Populating co-occurrence matrix requires a single pass through the entire corpus

For large corpus, this pass can be computationally expensive 

Subsequent training iterations are faster bc the co-occurrence matrix is sparse

#### Method 1 squares of sparse matrix 

- co-occurrence matrix $C \in \mathbb{R}^{3292 \times 3292}$ is squares of sparse matrix $X \in \mathbb{R}^{18111 \times 3292}$
$$
C = X^T X
$$

In [None]:
import pandas as pd
import scipy 
import numpy as np 

In [None]:
leadstring = '/Users/wenxinxu/Desktop/SDS565/data/playlists/'
with open(leadstring+'artists.txt','r') as f:
    artists=f.readlines()
pl = pd.read_csv(leadstring+'playlists.txt',header=None)

# a dict mapping code to artist e.g., 941: 'By The Tree'
codetoartist = {j : artists[j].strip() for j in range(len(artists))}

# a dict mapping artist to code e.g., 'By The Tree': 941
artisttocode = {artists[j].strip() : j for j in range(len(artists))}

# create sparse matrix X (18111, 3292) 
d = pl.to_dict()[0]
inds = [(j,[int(k) for k in d[j].strip().split(' ')]) for j in range(len(d))]
vals = np.ones(len([k for j in inds for k in j[1]])) # (189900,)
i2 = [([j[0]]*len(j[1]),j[1]) for j in inds]

row_ind = [k for j in i2 for k in j[0]]
col_ind = [k for j in i2 for k in j[1]]

X = scipy.sparse.csr_matrix((vals,(row_ind, col_ind))) # (18111, 3292)  Compressed Sparse Row matrix  X[row_ind[k], col_ind[k]] = data[k]
# co-occurence matrix  (3292, 3292)
C = X.T @ X
C.setdiag(0) # for the same artist, set the co-occurrence to zero.

#### Method 2 for-loop

In [None]:
leadstring = '/Users/wenxinxu/Desktop/SDS565/data/playlists/'
with open(leadstring+'artists.txt','r') as f:
    artists=f.readlines()

with open(leadstring+'playlists.txt','r') as f:
    sentences=f.readlines()

# codes of playlist without row index
sentenceslist = [list(map(int, j.strip().split(' '))) for j in sentences] 

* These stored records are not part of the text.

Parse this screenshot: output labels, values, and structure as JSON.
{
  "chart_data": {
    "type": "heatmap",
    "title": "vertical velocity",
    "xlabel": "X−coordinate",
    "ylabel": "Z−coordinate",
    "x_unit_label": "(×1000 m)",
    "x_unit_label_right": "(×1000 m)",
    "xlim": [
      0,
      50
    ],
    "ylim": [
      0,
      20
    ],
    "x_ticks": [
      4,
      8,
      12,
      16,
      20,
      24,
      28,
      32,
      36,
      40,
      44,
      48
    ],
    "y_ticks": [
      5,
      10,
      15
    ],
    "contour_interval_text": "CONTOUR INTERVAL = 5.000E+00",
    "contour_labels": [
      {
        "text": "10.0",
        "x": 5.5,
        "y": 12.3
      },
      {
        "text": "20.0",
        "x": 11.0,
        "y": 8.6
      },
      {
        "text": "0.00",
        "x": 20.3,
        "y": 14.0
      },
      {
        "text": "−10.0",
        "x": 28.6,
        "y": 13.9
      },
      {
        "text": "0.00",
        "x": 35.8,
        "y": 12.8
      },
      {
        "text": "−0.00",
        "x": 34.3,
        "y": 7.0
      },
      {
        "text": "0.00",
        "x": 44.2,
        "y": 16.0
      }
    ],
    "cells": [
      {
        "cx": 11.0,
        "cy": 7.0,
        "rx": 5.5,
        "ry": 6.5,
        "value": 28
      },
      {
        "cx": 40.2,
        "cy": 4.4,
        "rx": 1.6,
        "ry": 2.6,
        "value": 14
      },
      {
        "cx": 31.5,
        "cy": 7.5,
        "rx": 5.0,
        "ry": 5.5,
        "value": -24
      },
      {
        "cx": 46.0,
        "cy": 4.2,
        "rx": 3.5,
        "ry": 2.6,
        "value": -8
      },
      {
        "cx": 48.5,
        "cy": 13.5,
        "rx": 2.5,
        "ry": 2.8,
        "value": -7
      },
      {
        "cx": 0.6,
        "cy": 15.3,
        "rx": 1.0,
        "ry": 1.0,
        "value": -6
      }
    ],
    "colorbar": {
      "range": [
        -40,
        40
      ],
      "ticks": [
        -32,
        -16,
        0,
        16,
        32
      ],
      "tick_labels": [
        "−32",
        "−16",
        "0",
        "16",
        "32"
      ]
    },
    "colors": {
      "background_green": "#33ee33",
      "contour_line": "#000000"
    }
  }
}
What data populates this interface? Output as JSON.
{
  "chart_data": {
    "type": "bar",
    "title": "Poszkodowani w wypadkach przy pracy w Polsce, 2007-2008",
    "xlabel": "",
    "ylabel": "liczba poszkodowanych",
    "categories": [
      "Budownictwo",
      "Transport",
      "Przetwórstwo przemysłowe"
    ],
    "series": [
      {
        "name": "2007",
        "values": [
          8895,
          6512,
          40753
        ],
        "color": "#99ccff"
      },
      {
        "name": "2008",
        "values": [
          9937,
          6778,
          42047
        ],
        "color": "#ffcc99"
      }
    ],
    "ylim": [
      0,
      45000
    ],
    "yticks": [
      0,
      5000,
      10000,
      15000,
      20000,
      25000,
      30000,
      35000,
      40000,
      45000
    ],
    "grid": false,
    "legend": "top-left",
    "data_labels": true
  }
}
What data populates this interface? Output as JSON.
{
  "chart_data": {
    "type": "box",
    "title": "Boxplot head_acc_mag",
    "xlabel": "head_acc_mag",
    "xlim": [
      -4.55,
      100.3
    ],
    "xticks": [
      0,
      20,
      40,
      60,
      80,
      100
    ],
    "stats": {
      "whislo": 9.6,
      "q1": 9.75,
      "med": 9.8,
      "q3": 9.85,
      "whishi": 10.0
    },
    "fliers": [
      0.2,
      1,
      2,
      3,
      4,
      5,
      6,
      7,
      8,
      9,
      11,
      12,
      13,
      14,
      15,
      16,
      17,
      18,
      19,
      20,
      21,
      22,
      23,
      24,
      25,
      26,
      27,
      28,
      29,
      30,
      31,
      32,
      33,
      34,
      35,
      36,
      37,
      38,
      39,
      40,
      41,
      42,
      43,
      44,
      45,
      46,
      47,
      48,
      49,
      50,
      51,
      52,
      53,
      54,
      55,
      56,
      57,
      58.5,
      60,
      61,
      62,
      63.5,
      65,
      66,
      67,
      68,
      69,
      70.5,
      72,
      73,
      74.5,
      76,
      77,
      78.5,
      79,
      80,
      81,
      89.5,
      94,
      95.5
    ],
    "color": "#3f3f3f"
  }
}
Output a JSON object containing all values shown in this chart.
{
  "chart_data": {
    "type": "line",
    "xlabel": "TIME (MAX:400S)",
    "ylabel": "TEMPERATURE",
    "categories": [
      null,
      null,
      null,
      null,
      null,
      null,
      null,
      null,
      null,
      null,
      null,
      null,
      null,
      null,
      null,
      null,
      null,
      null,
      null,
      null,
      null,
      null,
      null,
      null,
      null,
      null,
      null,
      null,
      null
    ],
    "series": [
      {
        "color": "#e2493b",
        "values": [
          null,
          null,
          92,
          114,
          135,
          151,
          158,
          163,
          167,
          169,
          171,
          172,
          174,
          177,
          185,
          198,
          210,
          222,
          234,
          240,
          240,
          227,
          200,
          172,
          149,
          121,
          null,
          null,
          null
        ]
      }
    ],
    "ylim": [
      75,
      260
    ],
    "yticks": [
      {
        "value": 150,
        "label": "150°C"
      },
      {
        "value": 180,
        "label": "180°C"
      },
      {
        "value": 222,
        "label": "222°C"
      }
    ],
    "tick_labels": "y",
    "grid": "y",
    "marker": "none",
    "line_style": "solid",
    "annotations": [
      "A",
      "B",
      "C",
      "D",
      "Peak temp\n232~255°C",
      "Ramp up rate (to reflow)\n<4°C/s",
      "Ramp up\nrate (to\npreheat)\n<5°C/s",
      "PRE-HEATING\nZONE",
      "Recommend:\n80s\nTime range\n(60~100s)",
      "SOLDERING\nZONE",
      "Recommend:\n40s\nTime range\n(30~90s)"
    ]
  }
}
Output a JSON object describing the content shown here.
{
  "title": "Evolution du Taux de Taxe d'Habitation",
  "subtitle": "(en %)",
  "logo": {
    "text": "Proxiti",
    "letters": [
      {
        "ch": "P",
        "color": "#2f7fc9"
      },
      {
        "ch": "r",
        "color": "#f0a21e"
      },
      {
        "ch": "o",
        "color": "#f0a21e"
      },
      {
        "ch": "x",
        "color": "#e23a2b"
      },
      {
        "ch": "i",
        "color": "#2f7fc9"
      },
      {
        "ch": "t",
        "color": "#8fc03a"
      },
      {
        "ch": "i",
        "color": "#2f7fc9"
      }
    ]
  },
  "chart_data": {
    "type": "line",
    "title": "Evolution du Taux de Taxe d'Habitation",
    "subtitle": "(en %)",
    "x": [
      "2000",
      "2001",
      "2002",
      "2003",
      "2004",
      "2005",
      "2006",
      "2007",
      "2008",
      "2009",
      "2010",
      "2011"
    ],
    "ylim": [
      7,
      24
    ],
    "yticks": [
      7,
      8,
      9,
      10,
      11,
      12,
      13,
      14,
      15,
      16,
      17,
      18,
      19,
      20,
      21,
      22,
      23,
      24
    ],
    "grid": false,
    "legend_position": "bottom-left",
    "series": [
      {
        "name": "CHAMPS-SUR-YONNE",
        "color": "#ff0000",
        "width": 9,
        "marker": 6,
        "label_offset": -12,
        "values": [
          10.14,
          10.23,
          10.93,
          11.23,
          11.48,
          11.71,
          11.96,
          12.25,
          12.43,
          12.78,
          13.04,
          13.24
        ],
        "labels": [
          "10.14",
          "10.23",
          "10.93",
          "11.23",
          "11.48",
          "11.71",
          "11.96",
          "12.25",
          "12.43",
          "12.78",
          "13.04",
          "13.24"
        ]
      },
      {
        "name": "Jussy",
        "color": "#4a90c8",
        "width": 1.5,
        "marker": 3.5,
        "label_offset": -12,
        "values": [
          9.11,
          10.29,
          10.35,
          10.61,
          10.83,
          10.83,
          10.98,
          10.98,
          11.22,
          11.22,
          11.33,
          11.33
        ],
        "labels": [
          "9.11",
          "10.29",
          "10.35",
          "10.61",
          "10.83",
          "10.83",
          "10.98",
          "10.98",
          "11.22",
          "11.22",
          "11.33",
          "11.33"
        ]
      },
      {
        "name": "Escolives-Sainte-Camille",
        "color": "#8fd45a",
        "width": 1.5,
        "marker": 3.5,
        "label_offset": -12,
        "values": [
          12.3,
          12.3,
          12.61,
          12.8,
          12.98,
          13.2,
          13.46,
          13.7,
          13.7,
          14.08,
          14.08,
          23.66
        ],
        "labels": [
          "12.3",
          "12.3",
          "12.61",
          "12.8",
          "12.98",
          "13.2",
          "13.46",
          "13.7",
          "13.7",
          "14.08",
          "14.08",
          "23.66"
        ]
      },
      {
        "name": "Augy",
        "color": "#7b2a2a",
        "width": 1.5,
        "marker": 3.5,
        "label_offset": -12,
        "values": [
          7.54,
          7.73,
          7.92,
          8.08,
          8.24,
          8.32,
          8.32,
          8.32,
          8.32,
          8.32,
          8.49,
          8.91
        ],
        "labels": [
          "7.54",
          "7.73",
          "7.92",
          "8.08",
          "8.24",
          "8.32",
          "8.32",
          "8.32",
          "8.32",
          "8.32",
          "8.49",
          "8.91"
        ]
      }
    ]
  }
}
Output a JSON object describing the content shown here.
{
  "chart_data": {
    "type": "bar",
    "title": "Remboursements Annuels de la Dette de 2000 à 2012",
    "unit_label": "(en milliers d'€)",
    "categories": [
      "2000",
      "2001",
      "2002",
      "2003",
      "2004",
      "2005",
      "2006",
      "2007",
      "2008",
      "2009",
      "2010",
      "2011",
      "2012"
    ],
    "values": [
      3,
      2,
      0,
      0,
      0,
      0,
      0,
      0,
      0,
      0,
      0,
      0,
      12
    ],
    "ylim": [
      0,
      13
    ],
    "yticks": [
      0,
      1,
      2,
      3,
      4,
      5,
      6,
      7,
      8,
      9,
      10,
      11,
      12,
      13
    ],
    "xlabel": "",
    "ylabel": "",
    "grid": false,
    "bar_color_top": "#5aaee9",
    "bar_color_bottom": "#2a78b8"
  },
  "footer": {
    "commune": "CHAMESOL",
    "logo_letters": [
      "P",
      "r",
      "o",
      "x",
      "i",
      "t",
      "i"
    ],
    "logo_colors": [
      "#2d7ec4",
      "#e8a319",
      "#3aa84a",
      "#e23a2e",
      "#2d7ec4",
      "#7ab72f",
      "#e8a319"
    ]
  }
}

# co-occurence matrix (3292, 3292)
C = np.zeros((len(artists), len(artists)))
for sentence in sentenceslist: # j is a sentence (playlist)
    for context in sentence: # a is context word (artsit)
        for target in sentence: # b is target word (artsit)
            C[context, target] += 1 # the number of times target word (artist) occurs with the context of word (artist) together

np.fill_diagonal(C,0)  # for the same artist just set the co-occuurence to zero.